The tarball does not require any installation, as it only uses libraries that come with all standard distributions of Python. Uncompressing provides all necessary source code plus a data folder with examples of datasets. Some files come originally from the ML repository in UCI, Irvine, US, and have been translated through simple scripts into transactional form (votes, cmc, mushroom, and adult - for this dataset, the training set file only). File markbask is a slight variation of one used to be distributed as example with the Clementine software, with the advantage that there are in it clear sorts of buyers. File papersTr is a somewhat cleaned file (stopword and punctuation removal) from the abstracts of the e-prints research report server of the Pascal Network of Excellence, covering up to 2006. File NOW (Neogene of the Old World, based on the public release 030717) is a transactional version of a part of an archeological mammal fossile dataset, available at: http://www.helsinki.fi/science/now/
To run yacaree, you need a transactional dataset encoded as follows: each transaction comes in a line by itself, and consists of items separated by spaces. There should be no transaction identifiers. Items are arbitrary strings of printable characters but they cannot contain blank spaces, as these act as item separators.

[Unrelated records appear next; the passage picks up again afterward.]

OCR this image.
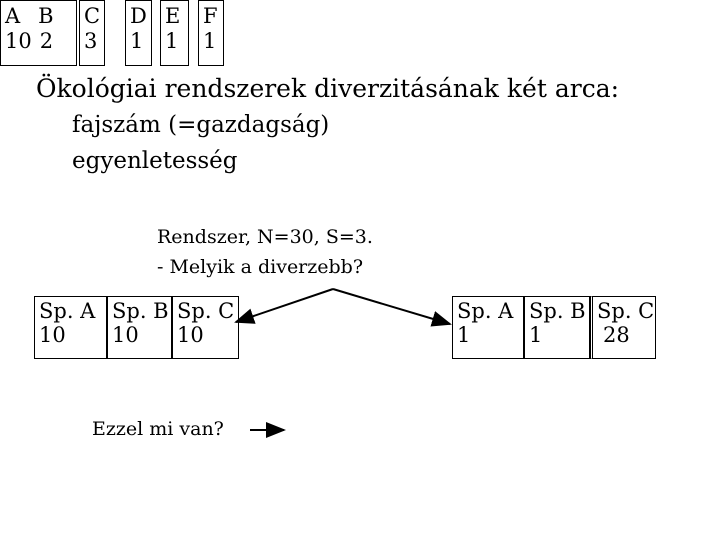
Ökológiai rendszerek diverzitásának két arca:
fajszám (=gazdagság)
egyenletesség
Rendszer, N=30, S=3.
- Melyik a diverzebb?
Sp. A
10
Sp. B
10
Sp. C
10
Sp. A
1
Sp. B
1
Sp. C
28
Ezzel mi van?
A B
10 2
C
3
D
1
E
1
F
1
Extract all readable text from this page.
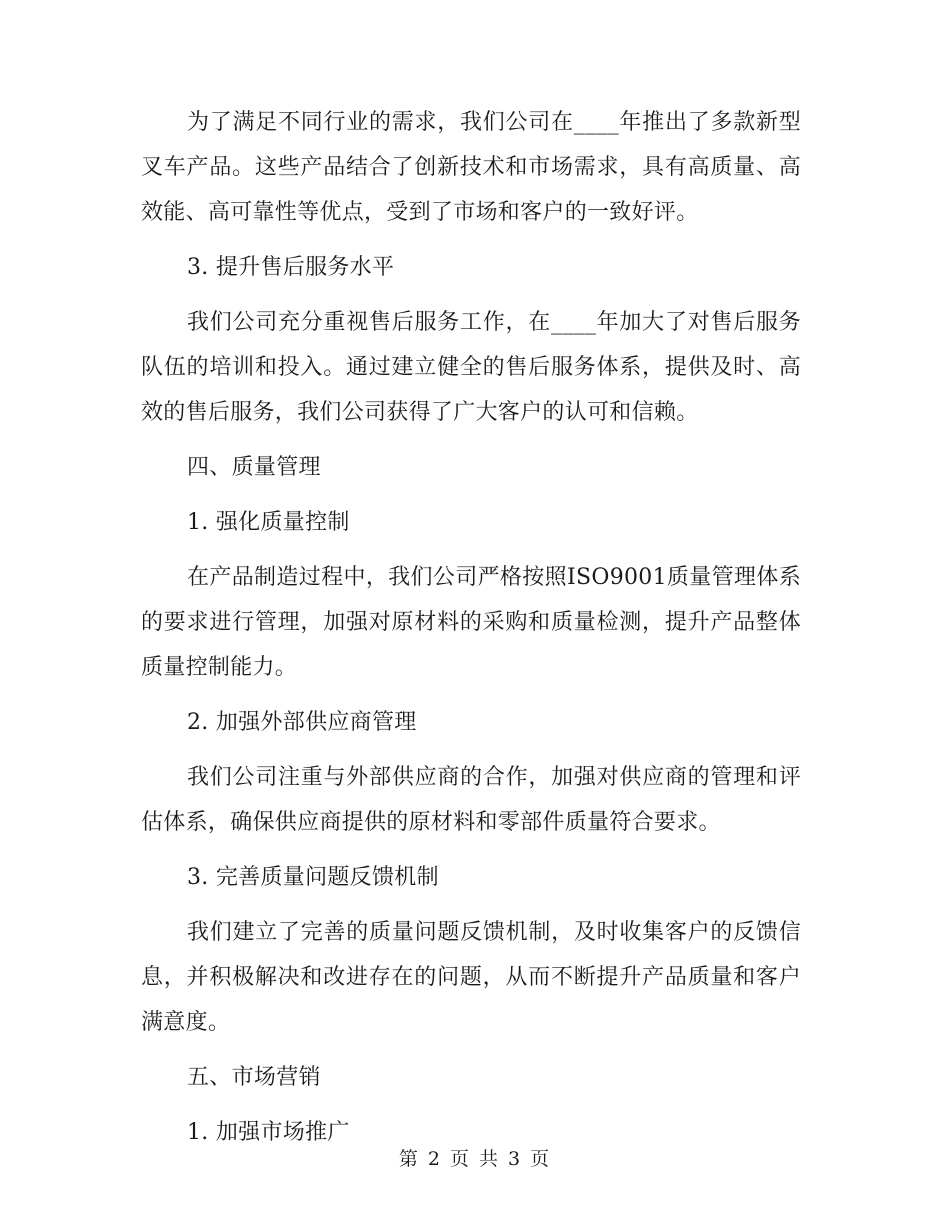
为了满足不同行业的需求，我们公司在____年推出了多款新型叉车产品。这些产品结合了创新技术和市场需求，具有高质量、高效能、高可靠性等优点，受到了市场和客户的一致好评。

3. 提升售后服务水平

我们公司充分重视售后服务工作，在____年加大了对售后服务队伍的培训和投入。通过建立健全的售后服务体系，提供及时、高效的售后服务，我们公司获得了广大客户的认可和信赖。

四、质量管理

1. 强化质量控制

在产品制造过程中，我们公司严格按照ISO9001质量管理体系的要求进行管理，加强对原材料的采购和质量检测，提升产品整体质量控制能力。

2. 加强外部供应商管理

我们公司注重与外部供应商的合作，加强对供应商的管理和评估体系，确保供应商提供的原材料和零部件质量符合要求。

3. 完善质量问题反馈机制

我们建立了完善的质量问题反馈机制，及时收集客户的反馈信息，并积极解决和改进存在的问题，从而不断提升产品质量和客户满意度。

五、市场营销

1. 加强市场推广

第 2 页 共 3 页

Use your Python installation to run the main source yacaree.py and then a GUI should open. Once the computation finishes, the info in the console (plus a bit of timing) and the output rules will be found in the respective log and rules files; their names start with the same name as the dataset, and include in the name the date and the time of the run, so that they will appear ordered if several runs are made on the same dataset. The exploration of some datasets may take several minutes.
Opening with an IDE or text editor the file statics.py allows you to modify some parameters. For the changes to take effect, you must save the modified file and make sure that Python reloads it (this may be nontrivial but closing all Python windows and opening yacaree again should work; PythonWin has a "reload" button that usually works too).
If your run threw a Python exception reporting "Memory error", then you are likely to need to reduce the pend_mem_limit from the current value (near 1GB) to a value in accordance with the availability in your platform. Alternatively, you can increase confthr (the confidence threshold) or initialboost (the highest confidence boost threshold employed), or absoluteboost (the lowest confidence boost threshold allowed), or genabsupp in case you definitely want rules having less than 5 supporting transactions. Feel free to experiment with these and other parameters, as "yacaree" means Yet Another Closure-based Association Rule Experimentation Environment.
Enjoy!
Major differences of version 1.2.1 with version 1.1 are as follows:
a/ Full implications, of confidence 1, are processed and chosen according to their confidence boost together with partial implications.
b/ A choice is made whether to ask for only 50 rules as before, or for all rules that pass the thresholds.
c/ Some small details have been adjusted; in particular, the way version 1.2.0alpha approximated the support ratio at the negative border has been reverted to that in version 1.1.
Major differences of version 1.1 with version 1.0 are as follows:
a/ The iPred algorithm is used to construct the lattice, instead of the border algorithm (see the discussion in Balcazar and Tirnauca 2011); it is clearly faster although the savings are not too impressive. It also saves a bit of work at the time of pushing the confidence boost constraint through support ratios.
b/ The closure miner has been deeply refactored. A new variant of special-purpose heap has been employed, and the tests that control its size have been reduced a bit and accelerated.
Some minor additional changes include:
c/ The absolute confidence threshold is now at 0.65.
d/ Rule lift and other quantities are reported (and a tiny typo fixed).
e/ Confidence boost decreases will be always noticeable, even if slight.
f/ Some minor details (such as method names inconsistent with standard Python coding policies, or a slightly better reporting along the way) were further adjusted.